Commercial and practical considerations must also be borne in mind when selecting a forum. These include: familiarity with procedures, publicity, language, geographical convenience and recoverability of costs. Further, judgments in some EU member states are more widely or easily enforceable than those in countries outside the EU, where judgment debtors and their assets may be located.
Some account can be taken of these issues when drafting forum selection clauses. Such clauses might limit where in the EU parties may commence proceedings and/or seek to prevent proceedings outside the EU. Alternatively, they might provide parties with additional options.

Forum selection and governing law: critical clauses

It remains crucial to include appropriate provisions on both forum selection and governing law in contractual documents. It is remarkable how many contracts (often erroneously) contain one and not the other. Further, when drafting suites of related documents, parties should ensure that differing clauses do not conflict and are workable.

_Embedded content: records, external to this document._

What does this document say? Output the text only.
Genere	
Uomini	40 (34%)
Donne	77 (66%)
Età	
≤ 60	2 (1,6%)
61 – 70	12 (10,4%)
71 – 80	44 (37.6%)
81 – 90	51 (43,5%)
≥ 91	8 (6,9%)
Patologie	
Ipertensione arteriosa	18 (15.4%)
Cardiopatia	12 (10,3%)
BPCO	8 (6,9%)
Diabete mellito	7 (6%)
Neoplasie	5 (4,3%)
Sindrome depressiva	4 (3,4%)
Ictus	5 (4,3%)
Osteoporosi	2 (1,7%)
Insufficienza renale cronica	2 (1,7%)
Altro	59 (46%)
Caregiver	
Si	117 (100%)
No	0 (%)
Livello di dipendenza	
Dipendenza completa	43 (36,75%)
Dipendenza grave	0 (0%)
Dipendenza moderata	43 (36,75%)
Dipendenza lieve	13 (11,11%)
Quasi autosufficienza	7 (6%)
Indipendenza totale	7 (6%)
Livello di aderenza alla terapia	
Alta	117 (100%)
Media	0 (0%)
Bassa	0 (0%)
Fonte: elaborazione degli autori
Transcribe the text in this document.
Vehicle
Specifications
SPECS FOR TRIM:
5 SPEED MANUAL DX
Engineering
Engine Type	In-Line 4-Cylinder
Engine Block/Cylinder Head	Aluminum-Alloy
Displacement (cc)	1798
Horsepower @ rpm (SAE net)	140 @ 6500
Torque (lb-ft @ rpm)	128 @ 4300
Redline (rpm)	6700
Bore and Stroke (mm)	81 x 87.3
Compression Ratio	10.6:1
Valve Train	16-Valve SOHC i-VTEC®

Parties often feel uncomfortable negotiating such clauses because they do not wish to be seen to be considering the prospect of litigation at that stage. However, the clauses' importance should not be underestimated; something illustrated by the volume of reported cases on these issues last year. They are not mere boilerplate clauses which can be cut and pasted from other documents without due consideration. They are key terms going to the heart of the parties' fundamental rights and obligations, and should be treated as such.
Andrew Legg is a partner and Daniel Hart is a senior associate in the Commercial Dispute Resolution Group at Mayer Brown International LLP.